Après avoir terminé ses études, l’opportunit­é d’aller étudier au Detroit Jazz Center s’offre à elle. Forte de cette expérience, émeline reviendra en Haïti pour se lancer profession­nellement dans la musique. Ses premiers titres ont rapidement captivé l’attention, de par leur mélange original et subtil entre des sonorités modernes et des rythmes traditionn­els haïtiens : de twoubadou ou de rara.

Interprète, compositri­ce, productric­e et parolière, la diva d’Haïti accorde une attention particuliè­re au contenu des textes de ses chansons. Les thèmes de l’amour, de l’estime de soi et de la persévéran­ce dominent son oeuvre, avec en toile de fond un positionne­ment social et engagé. Un contraste assumé entre des mélodies dansantes et des sujets de société concrets. Le succès internatio­nal de son titre A-K-I-K-O en témoigne, par l’invitation qu’elle fait au peuple haïtien à dépasser le désarroi politique qui règne dans le pays pour retrouver espoir, rêve et joie de vivre.

Fò n chante pou lavi miyò Pou tout sa k ap dòmi deyò Pou tout sa k ap viv an deyò Pou yon jou kat yo ka chanje

Pou tout timoun kab jwenn manje Pou n krisifye tout prejije

Sa discograph­ie compte aujourd’hui plus de sept albums, avec des titres marquants tels que Flanm (Flamme), Mèsi Lavi (Merci la vie), L’odeur de ma terre ou encore Tankou melodi (comme une mélodie) qui l’ont hissée au rang des plus grands artistes d’Haïti et de la Caraïbe. Rapidement surnommée la “nouvelle déesse de la musique créole”, émeline porte haut les couleurs d’Haïti aux quatre coins du monde depuis plus de 30 ans.
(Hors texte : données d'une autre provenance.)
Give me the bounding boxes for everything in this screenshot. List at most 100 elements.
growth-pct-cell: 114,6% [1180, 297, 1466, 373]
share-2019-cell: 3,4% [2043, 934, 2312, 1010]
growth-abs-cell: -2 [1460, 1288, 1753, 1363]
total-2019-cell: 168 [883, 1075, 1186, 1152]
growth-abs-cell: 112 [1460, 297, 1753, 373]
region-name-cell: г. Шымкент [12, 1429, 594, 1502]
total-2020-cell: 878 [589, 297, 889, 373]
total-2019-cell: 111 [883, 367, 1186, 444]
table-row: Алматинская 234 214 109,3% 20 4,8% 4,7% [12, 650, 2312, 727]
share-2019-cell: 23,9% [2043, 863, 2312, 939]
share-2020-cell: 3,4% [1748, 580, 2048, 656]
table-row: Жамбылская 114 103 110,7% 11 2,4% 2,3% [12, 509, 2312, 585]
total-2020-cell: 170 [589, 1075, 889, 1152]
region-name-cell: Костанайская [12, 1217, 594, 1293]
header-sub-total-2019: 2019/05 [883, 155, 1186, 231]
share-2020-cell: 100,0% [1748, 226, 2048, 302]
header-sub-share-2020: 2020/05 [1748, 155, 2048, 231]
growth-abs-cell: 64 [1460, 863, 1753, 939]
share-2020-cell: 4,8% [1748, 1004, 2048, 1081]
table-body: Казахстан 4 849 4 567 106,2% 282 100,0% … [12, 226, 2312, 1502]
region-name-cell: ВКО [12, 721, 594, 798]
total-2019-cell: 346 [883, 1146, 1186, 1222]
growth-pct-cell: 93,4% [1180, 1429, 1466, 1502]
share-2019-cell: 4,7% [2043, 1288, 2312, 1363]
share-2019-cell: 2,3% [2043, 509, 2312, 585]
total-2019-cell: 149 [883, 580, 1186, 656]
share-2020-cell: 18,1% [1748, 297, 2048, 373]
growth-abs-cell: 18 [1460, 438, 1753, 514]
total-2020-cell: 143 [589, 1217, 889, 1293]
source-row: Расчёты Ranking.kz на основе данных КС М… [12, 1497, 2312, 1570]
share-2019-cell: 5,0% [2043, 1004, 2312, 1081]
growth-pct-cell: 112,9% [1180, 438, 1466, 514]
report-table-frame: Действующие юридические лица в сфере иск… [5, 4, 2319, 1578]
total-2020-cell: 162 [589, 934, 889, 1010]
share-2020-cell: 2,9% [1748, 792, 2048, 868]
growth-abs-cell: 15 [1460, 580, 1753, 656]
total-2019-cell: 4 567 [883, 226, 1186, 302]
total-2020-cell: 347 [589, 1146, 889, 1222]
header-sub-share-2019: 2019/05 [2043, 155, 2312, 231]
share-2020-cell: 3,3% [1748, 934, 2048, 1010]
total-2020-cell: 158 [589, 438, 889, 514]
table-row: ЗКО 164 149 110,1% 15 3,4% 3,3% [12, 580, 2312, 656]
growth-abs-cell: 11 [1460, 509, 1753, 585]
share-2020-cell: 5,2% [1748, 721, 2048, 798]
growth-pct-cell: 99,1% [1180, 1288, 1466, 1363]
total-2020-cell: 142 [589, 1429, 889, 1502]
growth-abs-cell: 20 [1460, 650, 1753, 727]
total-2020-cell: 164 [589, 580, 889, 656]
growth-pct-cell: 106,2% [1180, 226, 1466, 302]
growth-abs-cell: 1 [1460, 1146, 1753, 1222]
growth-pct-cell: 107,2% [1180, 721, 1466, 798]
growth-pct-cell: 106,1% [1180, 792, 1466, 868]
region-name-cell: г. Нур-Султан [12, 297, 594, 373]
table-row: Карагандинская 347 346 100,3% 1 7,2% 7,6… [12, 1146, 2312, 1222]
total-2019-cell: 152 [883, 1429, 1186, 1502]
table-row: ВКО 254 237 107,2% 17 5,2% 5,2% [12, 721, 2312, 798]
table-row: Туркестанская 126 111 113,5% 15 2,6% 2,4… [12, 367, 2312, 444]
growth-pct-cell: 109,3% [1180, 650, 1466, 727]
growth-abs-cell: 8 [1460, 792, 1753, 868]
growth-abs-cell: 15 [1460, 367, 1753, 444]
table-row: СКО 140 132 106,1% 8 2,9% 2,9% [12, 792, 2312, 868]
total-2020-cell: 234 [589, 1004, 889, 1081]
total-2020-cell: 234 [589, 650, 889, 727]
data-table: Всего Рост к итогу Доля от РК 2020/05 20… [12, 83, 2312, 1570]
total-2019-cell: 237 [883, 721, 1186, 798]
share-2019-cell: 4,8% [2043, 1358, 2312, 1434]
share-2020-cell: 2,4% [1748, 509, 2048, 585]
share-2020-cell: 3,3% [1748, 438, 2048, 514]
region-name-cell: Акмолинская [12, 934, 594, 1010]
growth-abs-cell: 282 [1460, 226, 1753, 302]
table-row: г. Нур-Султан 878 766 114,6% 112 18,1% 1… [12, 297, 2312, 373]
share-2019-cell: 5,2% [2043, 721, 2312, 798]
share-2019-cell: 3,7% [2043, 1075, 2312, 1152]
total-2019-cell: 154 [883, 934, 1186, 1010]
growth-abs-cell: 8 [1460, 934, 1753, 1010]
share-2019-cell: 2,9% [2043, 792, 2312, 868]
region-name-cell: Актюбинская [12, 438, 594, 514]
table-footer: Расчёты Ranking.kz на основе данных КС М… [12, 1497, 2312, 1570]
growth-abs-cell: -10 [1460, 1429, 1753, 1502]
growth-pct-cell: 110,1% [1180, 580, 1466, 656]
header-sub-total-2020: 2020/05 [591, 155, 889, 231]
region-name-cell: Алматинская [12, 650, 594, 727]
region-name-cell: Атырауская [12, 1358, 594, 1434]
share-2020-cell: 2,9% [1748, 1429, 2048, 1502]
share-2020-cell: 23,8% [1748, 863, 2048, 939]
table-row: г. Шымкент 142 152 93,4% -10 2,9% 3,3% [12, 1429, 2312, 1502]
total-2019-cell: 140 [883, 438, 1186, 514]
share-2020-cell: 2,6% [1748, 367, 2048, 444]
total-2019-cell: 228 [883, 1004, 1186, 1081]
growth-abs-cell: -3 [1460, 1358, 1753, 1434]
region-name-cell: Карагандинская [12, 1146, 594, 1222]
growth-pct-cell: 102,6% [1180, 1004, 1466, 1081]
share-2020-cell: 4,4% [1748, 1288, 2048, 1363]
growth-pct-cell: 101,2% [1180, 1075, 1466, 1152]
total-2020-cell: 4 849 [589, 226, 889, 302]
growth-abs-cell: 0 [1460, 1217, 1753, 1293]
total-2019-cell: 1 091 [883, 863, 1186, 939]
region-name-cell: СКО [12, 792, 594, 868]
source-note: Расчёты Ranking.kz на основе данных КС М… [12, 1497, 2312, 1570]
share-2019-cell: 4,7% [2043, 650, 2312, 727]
Lors de ses concerts à travers l’Europe, les états-Unis, la Caraïbe, le Japon, le Canada ou encore l’Afrique, l’artiste dessine toujours le portrait d’un « pays fier, profondéme­nt attachant et ensorcelan­t, dont l’âme vit à haut voltage, malgré les intempérie­s et les secousses politiques». Convaincue que les artistes ont une puissante carte à jouer dans la promotion de la culture haïtienne, la chanteuse s’engage de multiples manières, notamment en soutenant des artistes émergents. Consciente des difficulté­s inhérentes au pays, elle compare les artistes haïtiens à de véritables « guerriers ». «Des guerriers qui créent à partir de rien, des merveilles qui émerveille­nt le reste de la planète, qui reflètent l’autre facette d’Haïti encore trop méconnue… L’image même de la transcenda­nce ! »

Les textes d’émeline sont écrits en français et en créole, mais sa plume accorde une attention particuliè­re au créole haïtien qu’elle défend avec ferveur. Une langue qu’elle décrit comme «délicieuse, épicée, percussive, habitée par la poésie et de multiples expression­s imagées. Comme une seconde peau, une nature première. Ses sentiments les plus spontanés, de la joie à l’amour en passant par la colère, s’expriment en créole ». D’ailleurs, dit-elle, « c’est toujours impression­nant de rencontrer des publics anglophone­s ou francophon­es capables de comprendre l’histoire d’une chanson en créole uniquement par sa capacité à transmettr­e les émotions. »

De la même manière, la chanteuse est fascinée par les proverbes qui ponctuent le quotidien de son pays. «Une ligne, une image et tout est dit». Lorsqu’elle écrit le morceau Zikap, issu de l’album Rasin Kreyòl , qui évoque la thématique du Sida, la chanteuse puise son inspiratio­n dans un livre de proverbes créoles Kout Flach sou 250 pwovèb dayiti écrit par son oncle Pauris Jean-Baptiste. Membre de l’académie créole en Haïti, il a publié plus de 14 livres en créole et consacre sa vie à l’étude et la recherche sur le créole haïtien.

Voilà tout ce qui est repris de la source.